The default value of 2 means:

  • For each input, only the 2 best-suited experts are activated
  • The other experts are skipped (saving computation)
  • The gating network learns which experts are best for each input

Think of it like consulting specialists:

  • You don't need to see all 4 specialists for every case
  • The triage system picks the 2 most relevant ones
  • You get expert opinions while saving time

TopK = 1: Fastest, each input goes to only one expert TopK = 2: Good balance (recommended default) TopK = 4+: More experts per input, higher quality but slower

The value must be at least 1 and at most equal to NumExperts.

UseLoadBalancing

Gets or sets whether to enable auxiliary load balancing loss.

public bool UseLoadBalancing { get; set; }

Property Value

bool

True to enable load balancing, defaulting to true.

Remarks

When enabled, the model adds an auxiliary loss term that encourages balanced utilization of all experts. Without load balancing, the model may learn to use only a subset of experts, wasting capacity. The load balancing loss measures the deviation from uniform expert usage and penalizes imbalanced routing decisions. This is crucial for effective MoE training, especially with larger numbers of experts. The strength of this loss is controlled by LoadBalancingWeight.

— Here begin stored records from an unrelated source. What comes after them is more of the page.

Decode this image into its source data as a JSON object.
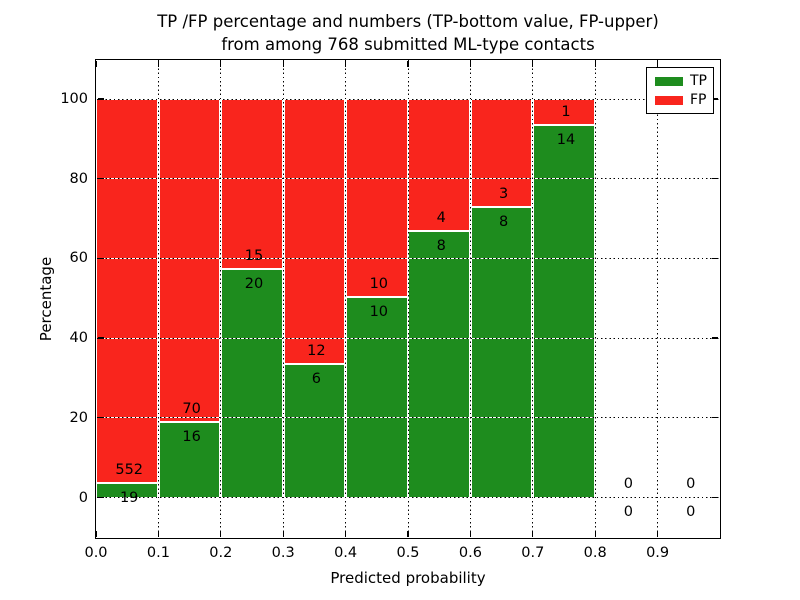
{
  "chart_data": {
    "type": "bar",
    "stacked": true,
    "title_line1": "TP /FP percentage and numbers (TP-bottom value, FP-upper)",
    "title_line2": "from among 768 submitted ML-type contacts",
    "xlabel": "Predicted probability",
    "ylabel": "Percentage",
    "x_ticks": [
      "0.0",
      "0.1",
      "0.2",
      "0.3",
      "0.4",
      "0.5",
      "0.6",
      "0.7",
      "0.8",
      "0.9"
    ],
    "y_ticks": [
      "0",
      "20",
      "40",
      "60",
      "80",
      "100"
    ],
    "y_tick_values": [
      0,
      20,
      40,
      60,
      80,
      100
    ],
    "xlim": [
      0.0,
      1.0
    ],
    "ylim": [
      -10.5,
      110
    ],
    "grid": true,
    "legend_position": "upper right",
    "colors": {
      "tp": "#1E8C1E",
      "fp": "#F9251D"
    },
    "legend": [
      {
        "label": "TP",
        "color": "#1E8C1E"
      },
      {
        "label": "FP",
        "color": "#F9251D"
      }
    ],
    "bins": [
      {
        "x0": 0.0,
        "x1": 0.1,
        "tp": 19,
        "fp": 552,
        "tp_pct": 3.33,
        "fp_pct": 96.67
      },
      {
        "x0": 0.1,
        "x1": 0.2,
        "tp": 16,
        "fp": 70,
        "tp_pct": 18.6,
        "fp_pct": 81.4
      },
      {
        "x0": 0.2,
        "x1": 0.3,
        "tp": 20,
        "fp": 15,
        "tp_pct": 57.14,
        "fp_pct": 42.86
      },
      {
        "x0": 0.3,
        "x1": 0.4,
        "tp": 6,
        "fp": 12,
        "tp_pct": 33.33,
        "fp_pct": 66.67
      },
      {
        "x0": 0.4,
        "x1": 0.5,
        "tp": 10,
        "fp": 10,
        "tp_pct": 50.0,
        "fp_pct": 50.0
      },
      {
        "x0": 0.5,
        "x1": 0.6,
        "tp": 8,
        "fp": 4,
        "tp_pct": 66.67,
        "fp_pct": 33.33
      },
      {
        "x0": 0.6,
        "x1": 0.7,
        "tp": 8,
        "fp": 3,
        "tp_pct": 72.73,
        "fp_pct": 27.27
      },
      {
        "x0": 0.7,
        "x1": 0.8,
        "tp": 14,
        "fp": 1,
        "tp_pct": 93.33,
        "fp_pct": 6.67
      },
      {
        "x0": 0.8,
        "x1": 0.9,
        "tp": 0,
        "fp": 0,
        "tp_pct": 0,
        "fp_pct": 0
      },
      {
        "x0": 0.9,
        "x1": 1.0,
        "tp": 0,
        "fp": 0,
        "tp_pct": 0,
        "fp_pct": 0
      }
    ]
  }
}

For Beginners: This prevents some experts from being ignored during training.

The default value of true means load balancing is enabled:

  • Without this, the model might only use 1-2 experts and ignore the rest
  • Load balancing encourages all experts to be utilized
  • Think of it like ensuring all team members contribute, not just a few favorites

Why this matters:

  • You're paying the cost (memory, parameters) for all experts
  • If only some are used, you're wasting resources
  • Balanced usage leads to better model capacity and performance

When to disable (UseLoadBalancing = false):

  • Only for experimentation or debugging
  • Generally, you should keep this enabled

Recommended: Keep the default value of true for nearly all applications.

Methods

Validate()

Validates that all option values are within acceptable ranges.

public void Validate()

Remarks

This method checks all configuration parameters to ensure they meet the requirements for a valid MoE model. It verifies dimensional constraints, expert counts, routing parameters, and other settings. Calling this method before model construction helps catch configuration errors early.

For Beginners: This method checks that all your settings make sense together.

It validates things like:

  • You have at least 1 expert
  • TopK isn't larger than the number of experts
  • Dimensions are positive numbers
  • Load balancing weight is non-negative

This catches mistakes before they cause problems during training. You don't need to call this manually - it's called automatically when creating the model.

Exceptions

ArgumentOutOfRangeException

Thrown when any option value is invalid.